There is no excuse for banks filing forged or back-dated foreclosure documents with state courts and county recorder offices. Unfortunately, that is exactly what many of the nation's largest banks did during the height of the recent financial crisis. And a new settlement approved by a federal judge in Washington last week essentially let them get away with it.
The problem stems from the federal government's efforts, through Fannie Mae and Freddie Mac, to increase homeownership by encouraging the securitization of home mortgages. Financial institutions could buy individual mortgages from originators, package them into financial products, and then sell them to investors. This was supposed to make buying a home easier by reducing borrowing costs. What it really did was set the stage for the housing bubble.
The banks packaging these loans often did not comply with state laws designed to track who owned which property. In the absence of good information, when it came time to foreclose on some of these properties, financial institutions would often file fraudulent paperwork because they lacked good information and sufficient manpower to track down the correct trustees. Fannie Mae was well aware of these frauds going back as far 2003, but did nothing to stop them.
These practices became widely known after the bubble burst, and the federal government as well as attorneys general from many of the largest states began investigations into the industry. Last Thursday, 49 states, the Obama administration, and the nation's five largest banks (Wells Fargo, Citi, Ally/GMAC, JPMorgan Chase & Co. and Bank of America) entered into a $26 billion settlement that provided immunity to the banks from future claims by the federal and state governments. But although the $26 billion settlement is ostensibly intended to punish banks for filing fraudulent papers, only $1.5 billion of that total, just 6 percent, will go to homeowners who lost their homes to foreclosure.
So where does the other 94 percent of the money go? The states and the federal government will get about $3 billion in fines. Borrowers who are current on their payments but want to refinance at lower rates will get $3.7 billion. Another $7 billion will go toward forbearance for unemployed borrowers. The last $10 billion will go to reducing principal for borrowers who owe more than their homes are worth. Not only is this a mere drop in the bucket compared to the $717 billion that these 11 million Americans still owe, but, as Pacific Investment Management Co.'s Scott Simon explains, this punishes the wrong party.
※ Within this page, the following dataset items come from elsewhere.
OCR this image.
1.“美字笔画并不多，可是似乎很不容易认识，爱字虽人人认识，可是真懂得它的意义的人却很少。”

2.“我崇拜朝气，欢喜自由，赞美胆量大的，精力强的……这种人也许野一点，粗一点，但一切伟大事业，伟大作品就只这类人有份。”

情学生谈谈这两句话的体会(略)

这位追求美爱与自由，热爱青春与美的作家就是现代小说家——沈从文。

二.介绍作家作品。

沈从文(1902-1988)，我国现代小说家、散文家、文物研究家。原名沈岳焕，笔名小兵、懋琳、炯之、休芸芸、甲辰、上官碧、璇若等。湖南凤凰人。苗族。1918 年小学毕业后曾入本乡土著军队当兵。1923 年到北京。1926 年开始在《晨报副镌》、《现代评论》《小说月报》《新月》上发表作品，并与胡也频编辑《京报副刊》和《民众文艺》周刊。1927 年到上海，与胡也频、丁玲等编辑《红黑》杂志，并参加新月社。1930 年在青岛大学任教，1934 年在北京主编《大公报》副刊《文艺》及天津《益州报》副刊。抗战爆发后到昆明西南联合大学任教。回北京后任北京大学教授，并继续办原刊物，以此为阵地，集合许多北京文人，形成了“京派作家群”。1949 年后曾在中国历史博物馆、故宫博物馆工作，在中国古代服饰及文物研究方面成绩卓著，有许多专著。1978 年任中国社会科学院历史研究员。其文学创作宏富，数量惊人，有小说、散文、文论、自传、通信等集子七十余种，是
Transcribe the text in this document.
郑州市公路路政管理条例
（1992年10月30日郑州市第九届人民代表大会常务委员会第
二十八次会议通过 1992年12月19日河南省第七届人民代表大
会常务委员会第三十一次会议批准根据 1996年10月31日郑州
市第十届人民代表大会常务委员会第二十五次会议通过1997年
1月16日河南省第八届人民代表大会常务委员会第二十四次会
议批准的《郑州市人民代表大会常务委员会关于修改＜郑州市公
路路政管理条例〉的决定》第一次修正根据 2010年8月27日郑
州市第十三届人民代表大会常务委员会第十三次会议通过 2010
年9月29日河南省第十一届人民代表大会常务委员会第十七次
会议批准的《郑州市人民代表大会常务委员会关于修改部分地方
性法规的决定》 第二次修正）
The banks fraudulently filed the foreclosure papers, not the investors who bought the securities the banks issued. But it will be the investors, not the banks, who pay for the principal write downs. "Think about this," Simon explained. "You tell your kid, 'You did something bad, I'm going to fine you $10, but if you can steal $22 from your mom, you can pay me with that.'"
The settlement made final last week doesn't redress the crime committed. It doesn't address the foreclosure crisis. It punishes innocent parties. No wonder the Obama administration can't figure out how to end our foreclosure mess.